A Home Office minister admitted five times today that counter terrorism police should not have labelled the climate campaign group, Extinction Rebellion, as an extremist ideology.
Baroness Williams of Trafford told peers that Counter Terrorism Policing South East had made a mistake and an error of judgment. The unit had accepted that it was wrong, she said.
In the House of Commons, the Labour leadership contender, Rebecca Long-Bailey, said the listing was an “absolute disgrace”. She said:
“It’s absolutely absurd that our school strikers, that our climate activists who are trying to fight to be heard here in Westminster are being listed alongside terrorist organisations when they’re simply trying to save the planet and deliver a world for their children and grandchildren.”
Earlier this month, the Guardian reported that Extinction Rebellion had been listed alongside neo-Nazi and a pro-terrorist Islamic group in a guide about extremist ideologies that should be reported to the authorities.
In the House of Lords, the Labour peer, Lord Berkeley, asked Baroness Williams what assessment the police had made in including the activist group on the list. He said:
“How can anyone, even if they make a mistake, consider a peaceful demonstration by thousands of people, mostly children—including some of my family—worried about the future of the planet as extremist ideology?”
Lady Williams said:
“My Lords, CT Policing South East is quoted categorically as saying that it does not classify Extinction Rebellion as an extremist organisation, and its inclusion in the document was an error of judgment.”
Lord Berkeley said climate change deniers and oil companies should be added to a final list of extremists.

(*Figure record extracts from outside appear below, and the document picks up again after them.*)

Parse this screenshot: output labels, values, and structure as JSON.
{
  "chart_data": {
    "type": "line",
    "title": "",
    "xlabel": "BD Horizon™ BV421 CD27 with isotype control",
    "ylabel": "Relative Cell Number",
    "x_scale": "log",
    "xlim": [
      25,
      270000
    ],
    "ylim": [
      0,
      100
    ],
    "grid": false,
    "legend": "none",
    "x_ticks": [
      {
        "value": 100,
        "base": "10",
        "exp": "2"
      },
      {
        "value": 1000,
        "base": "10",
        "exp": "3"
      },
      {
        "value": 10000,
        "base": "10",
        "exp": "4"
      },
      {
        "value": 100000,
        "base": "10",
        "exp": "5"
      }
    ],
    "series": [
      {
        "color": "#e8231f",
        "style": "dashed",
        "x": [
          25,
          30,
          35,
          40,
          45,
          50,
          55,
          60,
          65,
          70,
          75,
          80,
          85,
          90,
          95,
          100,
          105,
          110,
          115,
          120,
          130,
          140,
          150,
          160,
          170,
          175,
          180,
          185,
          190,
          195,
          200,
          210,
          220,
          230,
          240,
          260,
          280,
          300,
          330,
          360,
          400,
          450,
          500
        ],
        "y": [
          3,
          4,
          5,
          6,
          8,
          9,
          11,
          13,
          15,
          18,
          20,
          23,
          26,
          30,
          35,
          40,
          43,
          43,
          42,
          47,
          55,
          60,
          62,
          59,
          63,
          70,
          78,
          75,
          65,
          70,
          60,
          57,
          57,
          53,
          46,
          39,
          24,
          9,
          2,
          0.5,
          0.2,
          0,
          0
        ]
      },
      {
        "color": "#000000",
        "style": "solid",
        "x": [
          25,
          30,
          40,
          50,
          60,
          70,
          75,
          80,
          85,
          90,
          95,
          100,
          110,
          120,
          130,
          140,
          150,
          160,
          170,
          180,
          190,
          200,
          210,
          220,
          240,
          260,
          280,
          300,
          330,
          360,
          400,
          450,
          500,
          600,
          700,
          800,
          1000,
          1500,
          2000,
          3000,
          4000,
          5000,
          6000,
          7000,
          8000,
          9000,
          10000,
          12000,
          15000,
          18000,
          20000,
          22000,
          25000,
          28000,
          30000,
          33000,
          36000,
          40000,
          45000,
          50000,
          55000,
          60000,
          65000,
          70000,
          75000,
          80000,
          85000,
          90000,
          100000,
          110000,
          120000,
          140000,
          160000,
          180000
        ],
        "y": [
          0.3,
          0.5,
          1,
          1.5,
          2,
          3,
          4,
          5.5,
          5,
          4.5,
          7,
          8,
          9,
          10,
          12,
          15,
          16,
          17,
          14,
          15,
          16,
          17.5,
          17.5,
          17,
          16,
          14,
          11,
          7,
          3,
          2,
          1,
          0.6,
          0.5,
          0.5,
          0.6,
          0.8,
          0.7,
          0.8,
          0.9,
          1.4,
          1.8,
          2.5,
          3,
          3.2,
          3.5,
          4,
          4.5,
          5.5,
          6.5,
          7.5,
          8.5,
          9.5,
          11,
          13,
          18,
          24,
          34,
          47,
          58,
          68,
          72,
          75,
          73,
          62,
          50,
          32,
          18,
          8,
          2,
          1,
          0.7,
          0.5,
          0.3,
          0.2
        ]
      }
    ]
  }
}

The Liberal Democrat, Lord Dholakia, urged the minister to publish the criteria used when considering labelling a group. He said the counter-terrorism Prevent programme had already been criticised by the Muslim community. “This incident has not helped”, he said.
Baroness Williams said
“We do not discuss how the Home Secretary comes to decisions on proscription, but she does so on the vigorous legal advice provided to her at the time.”
Labour’s Lord Rosser asked at what level the document had been cleared:
“surely it is wrong that a document of that kind—containing the guidance it did about a campaign, not about a terrorist organisation—does not require clearance at a senior level, at least in the police, to ensure both appropriateness and consistency of approach across the country?”

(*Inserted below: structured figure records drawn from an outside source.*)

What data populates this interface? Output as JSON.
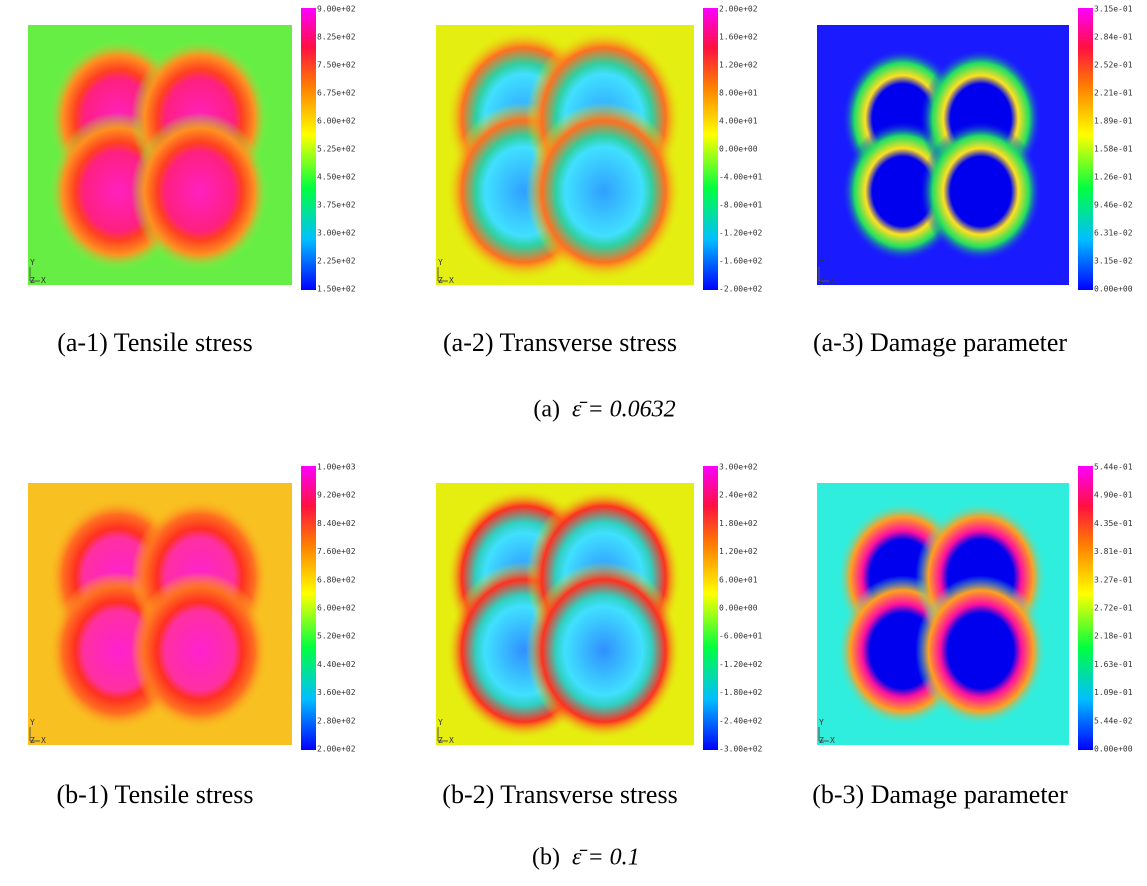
{
  "figure": {
    "rows": [
      {
        "label": "(a)",
        "equation": "ε̄ = 0.0632",
        "panels": [
          {
            "caption": "(a-1) Tensile stress",
            "triad": {
              "y": "Y",
              "z": "Z",
              "x": "X"
            },
            "colorbar": [
              "9.00e+02",
              "8.25e+02",
              "7.50e+02",
              "6.75e+02",
              "6.00e+02",
              "5.25e+02",
              "4.50e+02",
              "3.75e+02",
              "3.00e+02",
              "2.25e+02",
              "1.50e+02"
            ]
          },
          {
            "caption": "(a-2) Transverse stress",
            "triad": {
              "y": "Y",
              "z": "Z",
              "x": "X"
            },
            "colorbar": [
              "2.00e+02",
              "1.60e+02",
              "1.20e+02",
              "8.00e+01",
              "4.00e+01",
              "0.00e+00",
              "-4.00e+01",
              "-8.00e+01",
              "-1.20e+02",
              "-1.60e+02",
              "-2.00e+02"
            ]
          },
          {
            "caption": "(a-3) Damage parameter",
            "triad": {
              "y": "Y",
              "z": "Z",
              "x": "X"
            },
            "colorbar": [
              "3.15e-01",
              "2.84e-01",
              "2.52e-01",
              "2.21e-01",
              "1.89e-01",
              "1.58e-01",
              "1.26e-01",
              "9.46e-02",
              "6.31e-02",
              "3.15e-02",
              "0.00e+00"
            ]
          }
        ]
      },
      {
        "label": "(b)",
        "equation": "ε̄ = 0.1",
        "panels": [
          {
            "caption": "(b-1) Tensile stress",
            "triad": {
              "y": "Y",
              "z": "Z",
              "x": "X"
            },
            "colorbar": [
              "1.00e+03",
              "9.20e+02",
              "8.40e+02",
              "7.60e+02",
              "6.80e+02",
              "6.00e+02",
              "5.20e+02",
              "4.40e+02",
              "3.60e+02",
              "2.80e+02",
              "2.00e+02"
            ]
          },
          {
            "caption": "(b-2) Transverse stress",
            "triad": {
              "y": "Y",
              "z": "Z",
              "x": "X"
            },
            "colorbar": [
              "3.00e+02",
              "2.40e+02",
              "1.80e+02",
              "1.20e+02",
              "6.00e+01",
              "0.00e+00",
              "-6.00e+01",
              "-1.20e+02",
              "-1.80e+02",
              "-2.40e+02",
              "-3.00e+02"
            ]
          },
          {
            "caption": "(b-3) Damage parameter",
            "triad": {
              "y": "Y",
              "z": "Z",
              "x": "X"
            },
            "colorbar": [
              "5.44e-01",
              "4.90e-01",
              "4.35e-01",
              "3.81e-01",
              "3.27e-01",
              "2.72e-01",
              "2.18e-01",
              "1.63e-01",
              "1.09e-01",
              "5.44e-02",
              "0.00e+00"
            ]
          }
        ]
      }
    ]
  }
}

Lord Cormack said Extinction Rebellion protesters had also made an error of judgement when they “glued themselves to trains” and prevented people going about their normal business.
Baroness Williams said the protests prevented some people from seeing sick relatives in hospital, some of whom died before they could be visited. Everyday lives were disrupted and, in some cases, made more expensive, she said.
Baroness Jones of Moulescoomb suggested that young people who have taken part in protests may have less trust in the police than ever as a result of the document.
The former Labour Home Secretary, now Lord Blunkett, said there should be a distinction between people promoting a just cause and measures taken by a very few that led to what he called anarcho-syndicalism.
The law should be used to deal with the latter, he said.